La pequeña villa de Frauenburg estaba situada sobre una colina privada de agua. Sus habitantes se veían obligados a caminar media legua para sacar agua del río Banda. Copérnico dibujó primero, e hizo construir después, un aparato mecánico para subir el agua del río hasta lo alto de la ciudad. En primer lugar, una esclusa condujo las aguas del río hasta el pie de la colina. Allí colocó un mecanismo ingenioso que, movido por la fuerza de la corriente, hizo subir el agua hasta la torre de la iglesia. A partir de entonces, los habitantes de Frauenburg ya no tuvieron que ir a buscar agua al río. En reconocimiento por aquel servicio, hicieron colocar al pie de la máquina una piedra en la que se grabó el nombre de su benefactor.

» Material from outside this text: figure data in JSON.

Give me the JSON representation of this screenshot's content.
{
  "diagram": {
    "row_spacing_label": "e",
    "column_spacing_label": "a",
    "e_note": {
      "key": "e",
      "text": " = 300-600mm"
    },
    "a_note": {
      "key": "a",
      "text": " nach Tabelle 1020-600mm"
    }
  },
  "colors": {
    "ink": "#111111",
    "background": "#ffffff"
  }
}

Viajaba con frecuencia a Braunberg, no tanto porque era el puesto más avanzado frente al feudo de los teutónicos, como porque el burgomaestre de la ciudad era nada menos que su primo Philip Teschner. Después de dirigir las maniobras de la tropa, los dos hombres pasaban la noche en una charla interminable, mientras vaciaban botellas y acababan por tener la impresión de que Lucas y Andreas bebían con ellos.
Con la misma frecuencia visitaba también la aduana del puerto, para inspeccionar los cargamentos. Al principio intentó entablar relación con los capitanes, para que alguno de ellos se encargara de hacer por él observaciones astronómicas en las riberas de Dinamarca o de Suecia. Recordaba que en Italia se leían, en las reuniones de la academia de Linceo, cartas del famoso navegante florentino Américo Vespucio, que dio su nombre al Nuevo Mundo. Eran muy pintorescas, pero carecían de cualquier dato numérico susceptible de interesar a un astrónomo, a pesar de que una de ellas mencionaba cuatro estrellas brillantes en forma de cruz, muy próximas al polo sur celeste. Copérnico tuvo una decepción aún mayor con los marinos del Báltico. En aquellas aguas peligrosas navegaban a la estima, y no conocían el uso de la brújula ni de la ballestilla. Pilotaban sus naves como los campesinos llevan sus carretas a la ciudad.